Skip to content

Turkish stylometry walkthrough

A complete runnable example: attribute a small Turkish short-story corpus using MFW + Ateşman readability + Burrows Delta. The stories are public-domain Ömer Seyfettin texts from Turkish Wikisource.

Setup

uv pip install 'tamga[turkish]'
python -c "import stanza; stanza.download('tr')"
tamga init seyfettin --language tr
cd seyfettin

This scaffolds a project directory with study.yaml pre-configured for Turkish. Confirm with:

tamga info

The language row shows tr.

Corpus

Place 3-5 Turkish short stories in corpus/ as UTF-8 .txt files. A good public-domain source is Ömer Seyfettin on Turkish Wikisource — dozens of early-20th- century short stories are already transcribed there.
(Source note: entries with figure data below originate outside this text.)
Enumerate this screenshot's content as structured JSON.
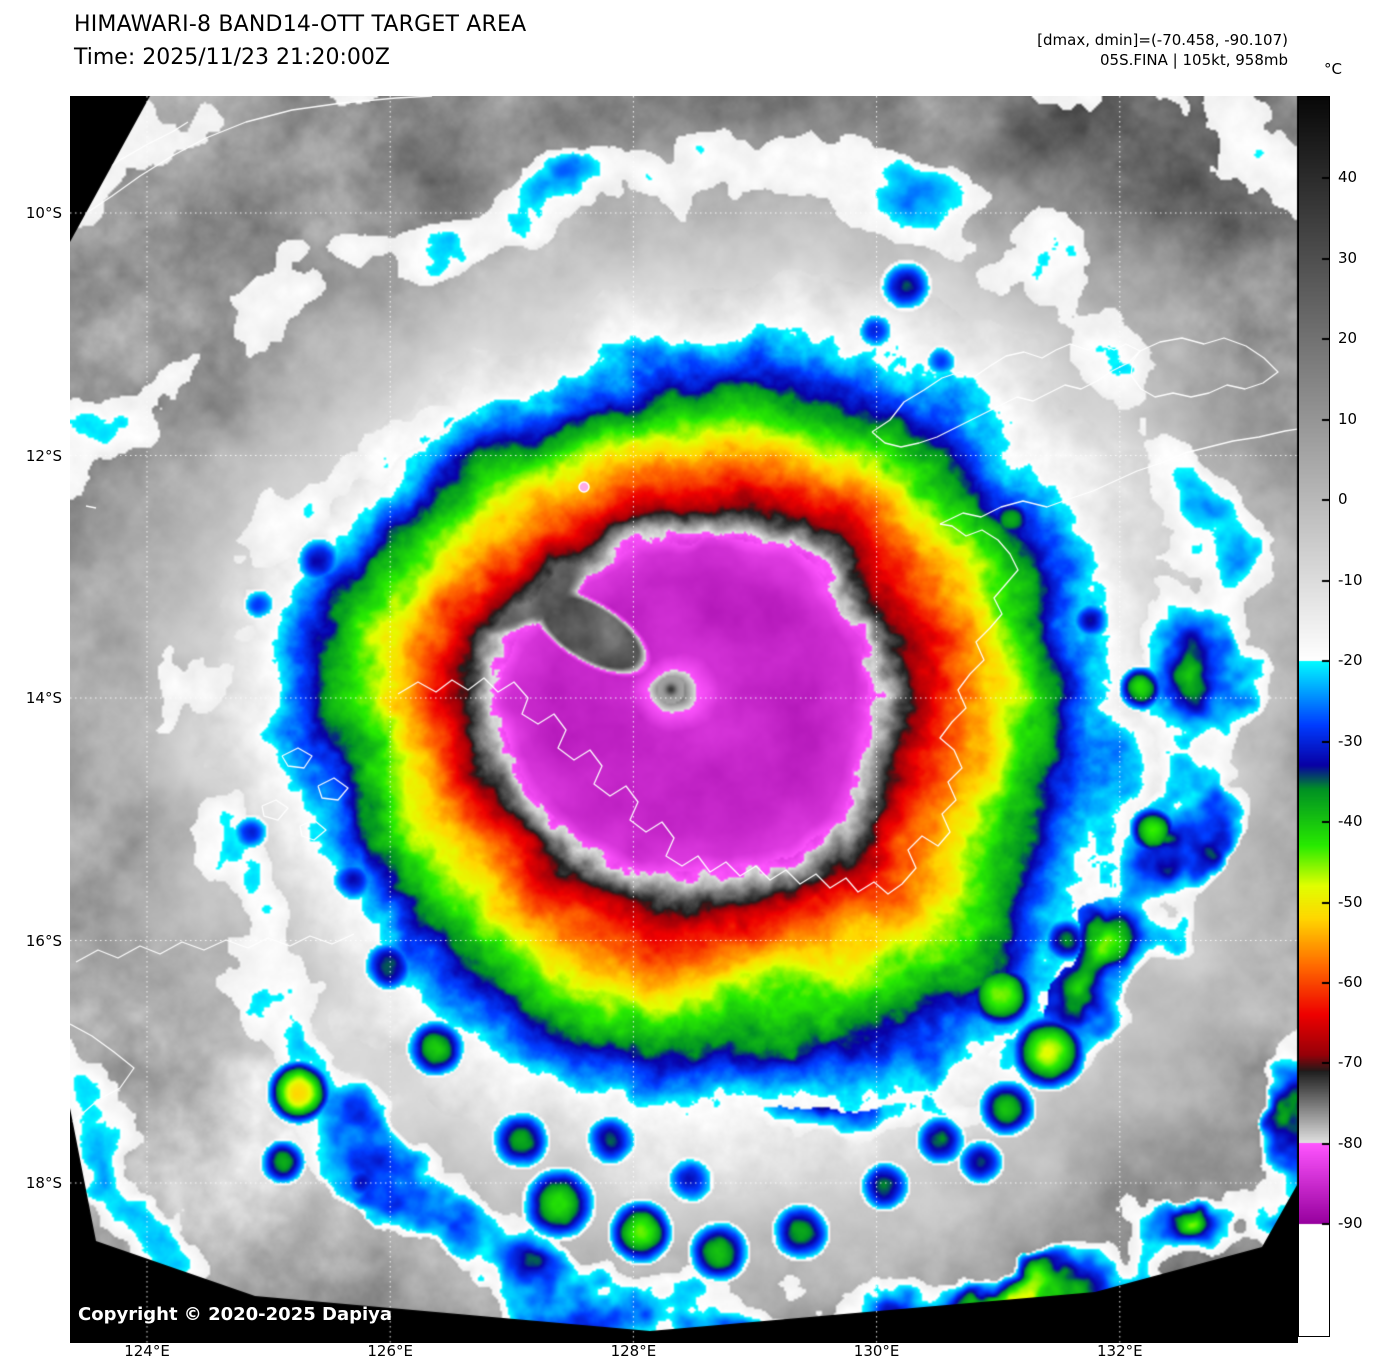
{
  "header": {
    "title": "HIMAWARI-8 BAND14-OTT TARGET AREA",
    "time_label": "Time: 2025/11/23 21:20:00Z",
    "dmax_dmin": "[dmax, dmin]=(-70.458, -90.107)",
    "storm_info": "05S.FINA | 105kt, 958mb"
  },
  "colorbar": {
    "unit": "°C",
    "ticks": [
      {
        "label": "40",
        "value": 40
      },
      {
        "label": "30",
        "value": 30
      },
      {
        "label": "20",
        "value": 20
      },
      {
        "label": "10",
        "value": 10
      },
      {
        "label": "0",
        "value": 0
      },
      {
        "label": "-10",
        "value": -10
      },
      {
        "label": "-20",
        "value": -20
      },
      {
        "label": "-30",
        "value": -30
      },
      {
        "label": "-40",
        "value": -40
      },
      {
        "label": "-50",
        "value": -50
      },
      {
        "label": "-60",
        "value": -60
      },
      {
        "label": "-70",
        "value": -70
      },
      {
        "label": "-80",
        "value": -80
      },
      {
        "label": "-90",
        "value": -90
      }
    ]
  },
  "axes": {
    "lat_ticks": [
      {
        "label": "10°S",
        "value": 10
      },
      {
        "label": "12°S",
        "value": 12
      },
      {
        "label": "14°S",
        "value": 14
      },
      {
        "label": "16°S",
        "value": 16
      },
      {
        "label": "18°S",
        "value": 18
      }
    ],
    "lon_ticks": [
      {
        "label": "124°E",
        "value": 124
      },
      {
        "label": "126°E",
        "value": 126
      },
      {
        "label": "128°E",
        "value": 128
      },
      {
        "label": "130°E",
        "value": 130
      },
      {
        "label": "132°E",
        "value": 132
      }
    ]
  },
  "footer": {
    "copyright": "Copyright © 2020-2025 Dapiya"
  }
}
Add a corpus/metadata.tsv:

filename    author  year
bomba.txt   Omer_Seyfettin  1910
kesik_biyik.txt Omer_Seyfettin  1911
forsa.txt   Omer_Seyfettin  1913
pembe_incili_kaftan.txt Omer_Seyfettin  1917

A real study would include several authors. For a single-author demo, pair Seyfettin with a few stories by Refik Halit Karay (also public domain) to give Delta something to discriminate.

Running the study

tamga ingest corpus/ --language tr --metadata corpus/metadata.tsv
tamga run study.yaml --name first-run

tamga ingest runs Stanza through spacy-stanza. The first run parses every document and caches the DocBins; subsequent runs hit the cache and finish in seconds.

What you get

A default Turkish study computes:

  • MFW (top 1000 tokens, z-scored relative frequencies)
  • Turkish function words — loaded from resources/languages/tr/function_words.txt, derived from UD Turkish BOUN closed-class tokens
  • Ateşman and Bezirci-Yılmaz readability indices
  • Burrows Delta + PCA/MDS reduction plots

The output folder results/first-run/ contains:

  • result.json with Delta scores and provenance
  • table_*.parquet feature matrices
  • PNG / PDF figures (distance heatmap, PCA scatter)
  • a provenance.json that records the corpus hash, seed, and full resolved config

Customising

Edit study.yaml to swap features or methods. For example, to use contextual embeddings instead of MFW:

features:
  - id: bert_tr
    type: contextual_embedding
    # model auto-resolves to `dbmdz/bert-base-turkish-cased` via the language registry
    pool: mean

For a heavier Turkish encoder, point model: at any HuggingFace checkpoint:

features:
  - id: bert5urk
    type: contextual_embedding
    model: stefan-it/bert5urk
    pool: mean

Notes on Turkish specifics

  • Morphology. Turkish is agglutinative; a token like evlerinizden packs ev+ler+iniz+den into one form. Stanza's Turkish BOUN model lemmatises and tags these correctly, which matters for POS-ngram and dependency-based features.
  • Syllable counting. Both Ateşman and Bezirci-Yılmaz count syllables using a vowel-counter specialised for Turkish orthography (including ı, ğ, ş, ç, ü, ö).
  • Function words. The bundled list leans on Turkish's closed-class postpositions, conjunctions, and discourse particles (e.g. ile, ancak, fakat, çünkü, ki, ise).

Troubleshooting

  • ModuleNotFoundError: No module named 'spacy_stanza' — run uv pip install 'tamga[turkish]'.
  • FileNotFoundError: ... stanza_resources/tr/default.zip — run python -c "import stanza; stanza.download('tr')". The model is about 600 MB.
  • Very slow first ingest on MPS. Stanza's Turkish model does not yet support Apple Silicon MPS. Expect CPU parse rates on first run; subsequent runs are cache hits.